Unpolitisch in der DDR?

Ab jetzt ist Ruhe - Marion Brasch

Ab jetzt ist Ruhe
von Marion Brasch

Bewertet mit 5 Sternen

Ich werde nicht so recht schlau aus Marion Brasch, Angehörige einer gebeutelten Familie der ehemaligen Deutschen Demokratischen Republik. Wo stand diese Frau? Wo steht diese Frau heute? Ist das Attribut „fabelhaft“ ironisch gemeint?

Ist es möglich, dass ein, wenn auch junger Mensch unpolitisch bleiben kann wie es „Ab jetzt ist Ruhe“ behauptet, ist das möglich in einem Land, in dem alle Selbstverständlichkeiten des Lebens wie Essen und Trinken (Sozialistisch kommunistische Planwirtschaft, Schlangestehen), Wohnen und Schlafen (Plattenbau, Städteverfall) Erziehung (Der sozialistische Mensch) und Arbeiten (Plansoll), ja sogar Atmen (Industriemüll und Kohleheizung) per se politisch waren?
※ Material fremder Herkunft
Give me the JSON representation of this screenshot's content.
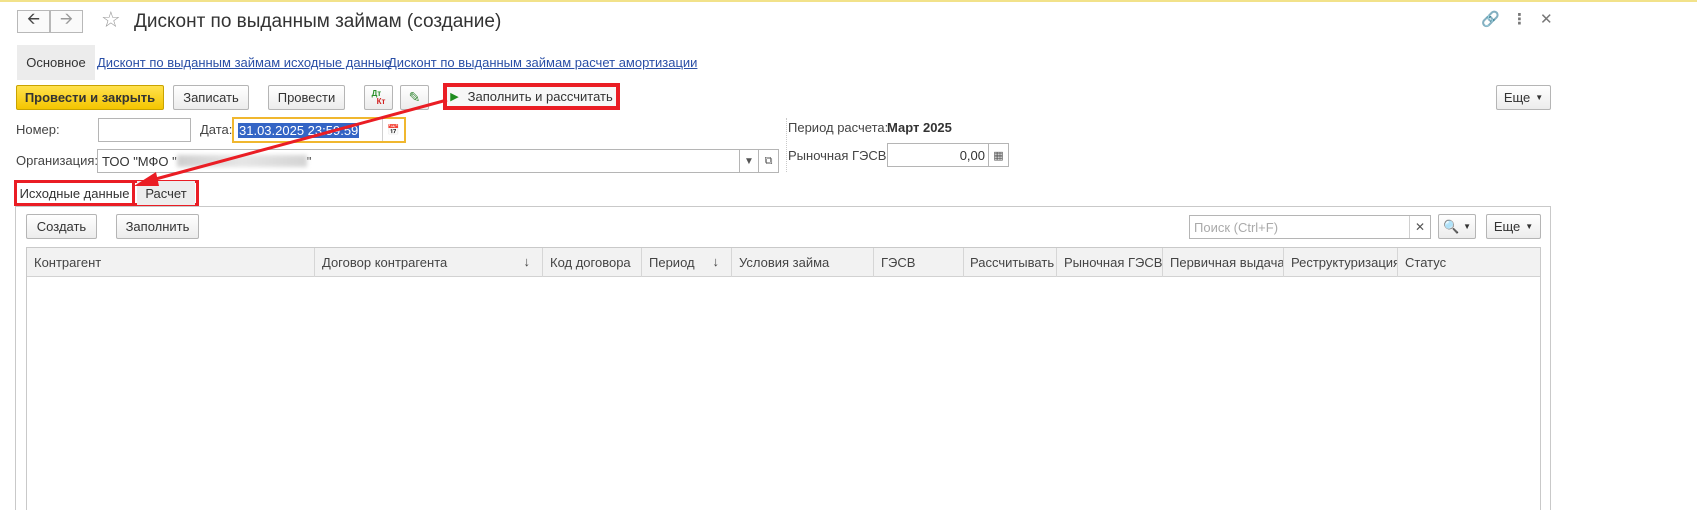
{
  "window": {
    "title": "Дисконт по выданным займам (создание)",
    "back_icon": "arrow-left-icon",
    "forward_icon": "arrow-right-icon",
    "star_icon": "star-icon",
    "link_icon": "link-icon",
    "more_icon": "more-vertical-icon",
    "close_icon": "close-icon"
  },
  "sections": {
    "main": "Основное",
    "links": [
      "Дисконт по выданным займам исходные данные",
      "Дисконт по выданным займам расчет амортизации"
    ]
  },
  "toolbar": {
    "post_close": "Провести и закрыть",
    "save": "Записать",
    "post": "Провести",
    "dtkt_icon": "dt-kt-icon",
    "edit_icon": "pencil-icon",
    "fill_calc": "Заполнить и рассчитать",
    "more": "Еще"
  },
  "form": {
    "number_label": "Номер:",
    "number_value": "",
    "date_label": "Дата:",
    "date_value": "31.03.2025 23:59:59",
    "org_label": "Организация:",
    "org_value_prefix": "ТОО \"МФО \"",
    "org_value_suffix": "\"",
    "period_label": "Период расчета:",
    "period_value": "Март 2025",
    "gesv_label": "Рыночная ГЭСВ:",
    "gesv_value": "0,00"
  },
  "tabs": {
    "source": "Исходные данные",
    "calc": "Расчет"
  },
  "table_toolbar": {
    "create": "Создать",
    "fill": "Заполнить",
    "search_placeholder": "Поиск (Ctrl+F)",
    "more": "Еще"
  },
  "table": {
    "columns": [
      "Контрагент",
      "Договор контрагента",
      "Код договора",
      "Период",
      "Условия займа",
      "ГЭСВ",
      "Рассчитывать",
      "Рыночная ГЭСВ",
      "Первичная выдача",
      "Реструктуризация",
      "Статус"
    ],
    "rows": []
  },
  "colors": {
    "accent_yellow": "#f4c500",
    "highlight_red": "#ea1d24",
    "link_blue": "#2a4fa6",
    "focus_border": "#f0b72f"
  }
}
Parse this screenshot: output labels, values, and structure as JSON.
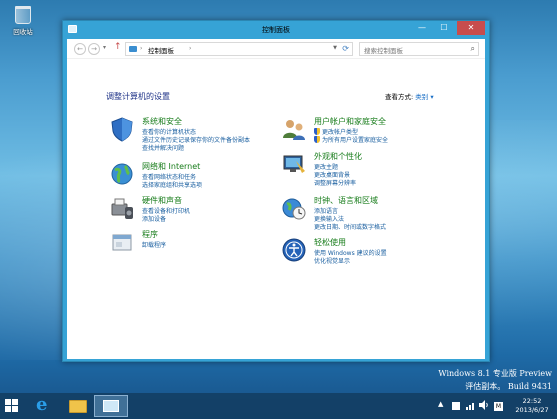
{
  "desktop": {
    "recycle_bin_label": "回收站"
  },
  "window": {
    "title": "控制面板",
    "minimize": "—",
    "maximize": "☐",
    "close": "✕"
  },
  "nav": {
    "back": "←",
    "forward": "→",
    "recent": "▾",
    "up": "↑",
    "breadcrumb_separator": "›",
    "breadcrumb": "控制面板",
    "dropdown": "▼",
    "refresh": "⟳",
    "search_placeholder": "搜索控制面板",
    "search_icon": "⌕"
  },
  "content": {
    "heading": "调整计算机的设置",
    "view_by_label": "查看方式:",
    "view_by_value": "类别 ▾"
  },
  "categories": [
    {
      "icon": "system-security-icon",
      "title": "系统和安全",
      "links": [
        "查看你的计算机状态",
        "通过文件历史记录保存你的文件备份副本",
        "查找并解决问题"
      ]
    },
    {
      "icon": "network-internet-icon",
      "title": "网络和 Internet",
      "links": [
        "查看网络状态和任务",
        "选择家庭组和共享选项"
      ]
    },
    {
      "icon": "hardware-sound-icon",
      "title": "硬件和声音",
      "links": [
        "查看设备和打印机",
        "添加设备"
      ]
    },
    {
      "icon": "programs-icon",
      "title": "程序",
      "links": [
        "卸载程序"
      ]
    },
    {
      "icon": "user-accounts-icon",
      "title": "用户帐户和家庭安全",
      "links": [
        "更改帐户类型",
        "为所有用户设置家庭安全"
      ]
    },
    {
      "icon": "appearance-icon",
      "title": "外观和个性化",
      "links": [
        "更改主题",
        "更改桌面背景",
        "调整屏幕分辨率"
      ]
    },
    {
      "icon": "clock-region-icon",
      "title": "时钟、语言和区域",
      "links": [
        "添加语言",
        "更换输入法",
        "更改日期、时间或数字格式"
      ]
    },
    {
      "icon": "ease-of-access-icon",
      "title": "轻松使用",
      "links": [
        "使用 Windows 建议的设置",
        "优化视觉显示"
      ]
    }
  ],
  "watermark": {
    "line1": "Windows 8.1 专业版 Preview",
    "line2": "评估副本。 Build 9431"
  },
  "taskbar": {
    "tray_expand": "▲",
    "ime": "M",
    "time": "22:52",
    "date": "2013/6/27"
  }
}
in einer Familie, deren jüdische Eltern sich im englischen Exil kennenlernten, deren Vater glühender Kommunist wurde, in den Osten re-emigrierte, hoher Parteifunktionär war, deren österreichische Mutter unter den ostdeutschen Verhältnissen litt und depressiv wurde und starb, deren drei ältere Brüder sich, jeder auf seine Weise, gegen die Staatsdiktatur auflehnten, jeweils einen hohen Preis dafür zahlten (Kerker, Ausweisung, Alkohol-, Drogen- und Tablettensucht, faktisches Berufsverbot, Depression, früher Tod), in einer Famile, die aus den angeführten Gründen nichts anders als eben gerade hochpolitisch sein konnte, da soll ein junges Mädchen ungerührt seinen Weg gegangen sein? Ungereimtheiten und Rechtfertigungen, Marion Brasch war MitläuferIn in der SED.
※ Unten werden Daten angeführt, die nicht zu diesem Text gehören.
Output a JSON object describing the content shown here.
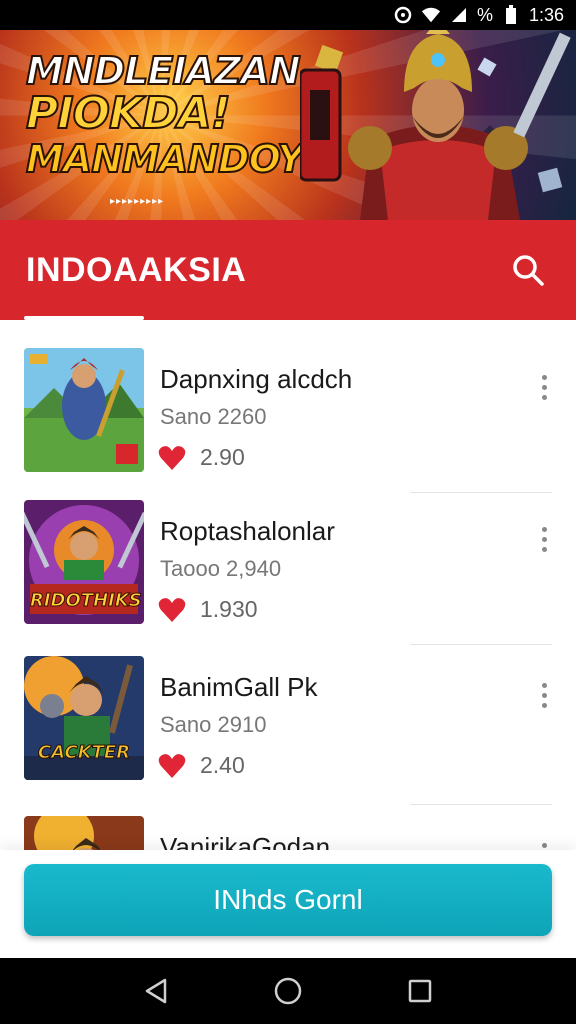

Die Autorin erzählt auf eine seltsam ungerührte und doch wiederum mitreißende Art von ihrer Jugend in der ehemaligen DDR. So viel Unglück in einer Familie, die durch den Schriftsteller Thomas Brasch und den früh verstorbenen Schauspieler Klaus Brasch einen gewissen Bekanntheitsgrad auch im Westen hatte. Damit kommt man wohl nur klar, wenn man distanziert bleibt.
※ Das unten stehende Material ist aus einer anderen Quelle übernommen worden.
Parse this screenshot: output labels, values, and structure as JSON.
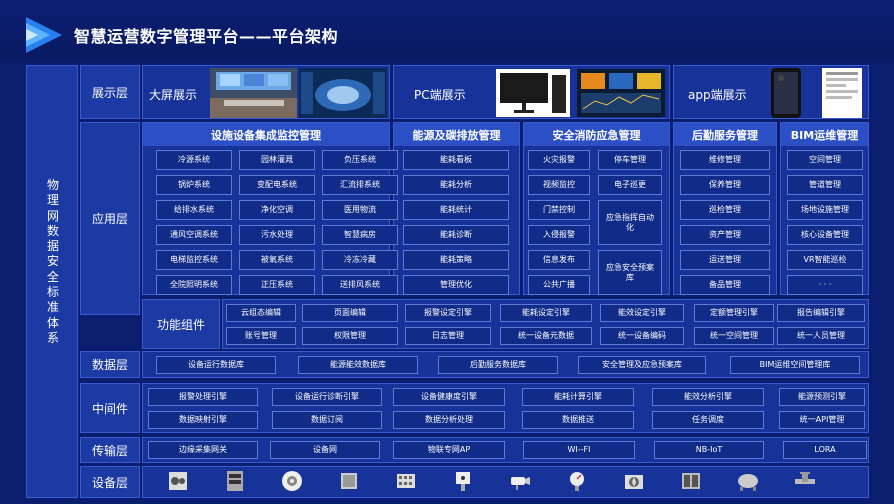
{
  "title": "智慧运营数字管理平台——平台架构",
  "sidebar": "物理网数据安全标准体系",
  "layers": {
    "display": "展示层",
    "app": "应用层",
    "func": "功能组件",
    "data": "数据层",
    "mid": "中间件",
    "trans": "传输层",
    "device": "设备层"
  },
  "display": {
    "big": "大屏展示",
    "pc": "PC端展示",
    "app": "app端展示"
  },
  "heads": [
    "设施设备集成监控管理",
    "能源及碳排放管理",
    "安全消防应急管理",
    "后勤服务管理",
    "BIM运维管理"
  ],
  "facility": [
    "冷源系统",
    "园林灌溉",
    "负压系统",
    "锅炉系统",
    "变配电系统",
    "汇流排系统",
    "给排水系统",
    "净化空调",
    "医用物流",
    "通风空调系统",
    "污水处理",
    "智慧病房",
    "电梯监控系统",
    "被氧系统",
    "冷冻冷藏",
    "全院照明系统",
    "正压系统",
    "送排风系统"
  ],
  "energy": [
    "能耗看板",
    "能耗分析",
    "能耗统计",
    "能耗诊断",
    "能耗策略",
    "管理优化"
  ],
  "safety": [
    "火灾报警",
    "停车管理",
    "视频监控",
    "电子巡更",
    "门禁控制",
    "入侵报警",
    "信息发布",
    "公共广播"
  ],
  "safety_big": [
    "应急指挥自动化",
    "应急安全预案库"
  ],
  "logistics": [
    "维修管理",
    "保养管理",
    "巡检管理",
    "资产管理",
    "运送管理",
    "备品管理"
  ],
  "bim": [
    "空间管理",
    "管道管理",
    "场地设施管理",
    "核心设备管理",
    "VR智能巡检",
    "· · ·"
  ],
  "func": [
    "云组态编辑",
    "页面编辑",
    "报警设定引擎",
    "能耗设定引擎",
    "能效设定引擎",
    "定额管理引擎",
    "报告编辑引擎",
    "账号管理",
    "权限管理",
    "日志管理",
    "统一设备元数据",
    "统一设备编码",
    "统一空间管理",
    "统一人员管理"
  ],
  "data": [
    "设备运行数据库",
    "能源能效数据库",
    "后勤服务数据库",
    "安全管理及应急预案库",
    "BIM运维空间管理库"
  ],
  "mid": [
    "报警处理引擎",
    "设备运行诊断引擎",
    "设备健康度引擎",
    "能耗计算引擎",
    "能效分析引擎",
    "能源预测引擎",
    "数据映射引擎",
    "数据订阅",
    "数据分析处理",
    "数据推送",
    "任务调度",
    "统一API管理"
  ],
  "trans": [
    "边缘采集网关",
    "设备网",
    "物联专网AP",
    "WI--FI",
    "NB-IoT",
    "LORA"
  ],
  "devices": [
    "chiller-icon",
    "cabinet-icon",
    "fan-icon",
    "storage-icon",
    "meter-icon",
    "sensor-icon",
    "camera-icon",
    "gauge-icon",
    "pump-icon",
    "boiler-icon",
    "tank-icon",
    "valve-icon"
  ]
}
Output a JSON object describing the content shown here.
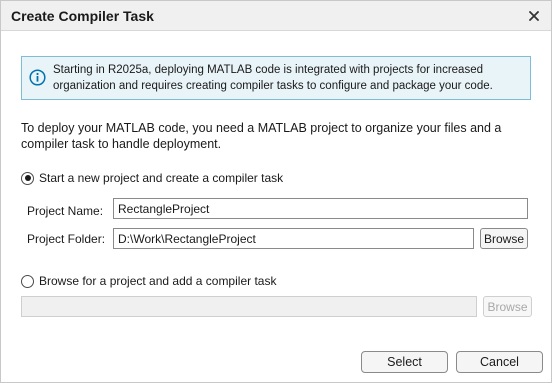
{
  "window": {
    "title": "Create Compiler Task"
  },
  "info": {
    "text": "Starting in R2025a, deploying MATLAB code is integrated with projects for increased organization and requires creating compiler tasks to configure and package your code.",
    "accent_color": "#0073ae",
    "icon": "info-icon"
  },
  "intro": {
    "text": "To deploy your MATLAB code, you need a MATLAB project to organize your files and a compiler task to handle deployment."
  },
  "option_new": {
    "label": "Start a new project and create a compiler task",
    "selected": true,
    "project_name_label": "Project Name:",
    "project_name_value": "RectangleProject",
    "project_folder_label": "Project Folder:",
    "project_folder_value": "D:\\Work\\RectangleProject",
    "browse_label": "Browse"
  },
  "option_existing": {
    "label": "Browse for a project and add a compiler task",
    "selected": false,
    "path_value": "",
    "browse_label": "Browse"
  },
  "footer": {
    "select_label": "Select",
    "cancel_label": "Cancel"
  }
}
Der Konflikt innerhalb der Familie zwischen dem systemkonformen Vater, zum Teil auch der Mutter, und den rebellierenden Söhnen, war lautstark, dennoch wurde viel geschwiegen, unter den Teppich gekehrt, getan als wäre nichts, und übel genommen. Offenheit gehörte definitiv nicht zu den Tugenden der Familie.

Ärger bereitet mir die Angewohnheit der Autorin, Dinge nicht beim Namen, sondern mit Codeworten zu benennen, so wird der hilfreiche Schriftsteller, der Thomas Brasch im Westen etwas unter die Arme griff, damit er Fuss fassen könne (!) als „der Dichter mit der weiten Stirn“ betitelt, die Lebensgefährtin des mittleren Bruders ist „die helle Tänzerin“, den letzten Film, in dem Klaus Brasch mit wirkte, bevor er sich aus dem Leben brachte, musste ich im Netz nachschlagen, und die grosse Tageszeitung, in der sie selbst als Setzerin arbeitete, wird wohl das „Neue Deutschland“ gewesen sein, dann gibt es noch einen Gitarristen mit der grossen Nase und andere Metaphern, die ich nicht auflösen kann. Typisch DDR. Dabei wären hier gerade die Namen interessant gewesen, weil es ja Zeitgeschichte ist. Meine Zeitgeschichte, und da will ich keine Kryptik, auch wenn und weil ich kein Insider bin.

Ich bleibe am Ende ratlos zurück. Denn mir fehlt die Auseinandersetzung der Person mit ihrem Ich. Zu subtil, wie die Autorin das Geschehen aus heutiger Sicht wertet. Bei so viel unterdrücktem Gefühl wundert es kein bisschen, dass sie bulimisch wurde und um ein Haar denselben Weg genommen hätte wie der Rest der Familie. Doch als sie schwanger wird, rettet sie sich.

Das Familienverhängnis nimmt weiter seinen Verlauf, am Ende sind alle tot bis auf Marion: Vater, Mutter, Thomas, Klaus und Peter: da habe ich geweint. Was für eine destruktive Familiengeschichte!

Fazit: Sehr gemischte Gefühle! Einerseits, andererseits. Der Schwerpunkt des Gefallens liegt eindeutig auf der Qualität der Autorin: sie beherrscht ihre Materie bis in den kleinen Finger und hält trotz aller Einwendungen meinerseits ihren Leser bei der Stange, sie schreibt einfach genial!